Un caro amico, economista presso la Commissione europea, mi informa che è stato varato un nuovo programma di monitoraggio del mercato del lavoro europeo denominato “Barometro europeo del mercato del lavoro” (qui). L’iniziativa è stata lanciata dalla rete dei centri europei dell’impiego con l’immagine di tre barometri che, come quelli veri, segnano il tempo del mercato del lavoro: il tempo volge al peggio quando la disoccupazione aumenta o l’occupazione cala, il tempo migliora quando il mercato del lavoro è in ripresa.
Il progetto prevede che i centri dell’impiego, come una rete di radar metereologici, trasmettano le minime variazioni delle cifre del mercato del lavoro che saranno poi sintetizzate attraverso indici aggregati. Capire per agire informati, si dice, e sapere in anticipo se nel mercato del lavoro pioverà è utile per decidere se dobbiamo uscire con l’ombrello. Sembra una buona idea, ma il mio amico è perplesso. Con ragione, mi viene da dire.
Intanto perché tracciare l’andamento del mercato del lavoro con un barometro, ancorché fatto di percentuali che vanno su e giù, lascia filtrare l’obliqua rappresentazione dei guasti del mercato del lavoro come fenomeni naturali che possiamo forse prevedere, ma non possiamo veramente contrastare. Questo è il punto di vista di Robert Lucas, premio Nobel dell’economia, voce eminente della scuola liberale: non c’è nessuna ragione, aveva scritto molti anni fa, perché a priori dovremmo preferire un tasso di disoccupazione del 2% rispetto ad uno del 9%, dato che la disoccupazione riflette una molteplicità di determinanti ed è per questo un fenomeno complesso, un “fatto della vita” che può essere modificato solo a costi proibitivi. E’ un punto di vista così diffuso che taluni economisti hanno persino inventato il termine “tasso di disoccupazione naturale” per definire la disoccupazione persistente, rappresentandola, appunto, come “qualcosa che capita”, come la nebbia o i temporali.

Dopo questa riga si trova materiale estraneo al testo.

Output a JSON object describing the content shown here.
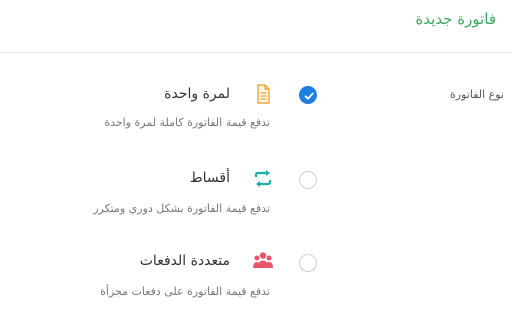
{
  "header": {
    "title": "فاتورة جديدة"
  },
  "field": {
    "label": "نوع الفاتورة"
  },
  "options": [
    {
      "label": "لمرة واحدة",
      "description": "تدفع قيمة الفاتورة كاملة لمرة واحدة",
      "icon": "document-icon",
      "checked": true
    },
    {
      "label": "أقساط",
      "description": "تدفع قيمة الفاتورة بشكل دوري ومتكرر",
      "icon": "repeat-icon",
      "checked": false
    },
    {
      "label": "متعددة الدفعات",
      "description": "تدفع قيمة الفاتورة على دفعات مجزأة",
      "icon": "users-icon",
      "checked": false
    }
  ],
  "colors": {
    "accent": "#3aa85c",
    "radio_checked": "#1f7fe0",
    "doc_icon": "#f0a63a",
    "repeat_icon": "#1ab0a8",
    "users_icon": "#e8556b"
  }
}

E poi perché la focalizzazione sui movimenti di breve termine del mercato del lavoro, pure opportuna, rischia di farci perdere di vista le tendenze di fondo. Per capire. Il 20 ottobre 2020, in una scala da 90 a 110, il barometro segna 98,7 – un po’ di bassa pressione dopo il maltempo della primavera dei lockdown, ma, grosso modo, il tempo è neutrale, né buono né cattivo – e se la lancetta resterà più o meno invariata, la situazione del mercato del lavoro sarà stabile. D’accordo, ma rispetto a cosa? Che cosa significa, in particolare, il valore neutrale di 100 attorno al quale il più recente rapporto ci dice che “la situazione si sta stabilizzando”? (qui).
Le cifre per rispondere a questa domanda le conosciamo, ma vale la pena ricordarle. I dati Ocse dicono che il tasso di disoccupazione nella zona euro è stato pari, in media, al 9,3 per cento tra il 1990 e il 2019 e che solo in cinque anni su trenta il tasso di disoccupazione è sceso sotto l’8 per cento. Nei vent’anni tra il 2000 e il 2019 i disoccupati nella zona euro sono stati, in media annua, poco meno di 15 milioni. Conosciamo anche le cifre dell’Italia: nei 39 anni tra il 1981 e il 2019 il tasso di disoccupazione è stato in media pari a circa 10 punti percentuali, solo in cinque anni è sceso sotto l’8 per cento. L’elevata disoccupazione è a tal punto diventata parte del nostro paesaggio sociale che a metà del 2019 i giornali italiani quasi celebravano la disoccupazione al 9,5 per cento perché era la cifra minima rispetto agli otto anni precedenti (qui).
Se questo è così, tenere d’occhio il barometro può forse restituire un’immagine di scrupolosa attenzione per l’andamento dei dati, giorno per giorno, ma ci fa perdere di vista l’elefante nella stanza, ovvero la persistenza della elevata disoccupazione in un arco temporale di decenni. E’ un esito che non dipende certo dalla nostra imperfetta comprensione dei mercati del lavoro o dall’insufficienza dei nostri strumenti di misura, bensì dal fatto che il pieno impiego non è stato negli scorsi decenni, e non è oggi, tra le opzioni della politica economica, né in Europa, né in Italia.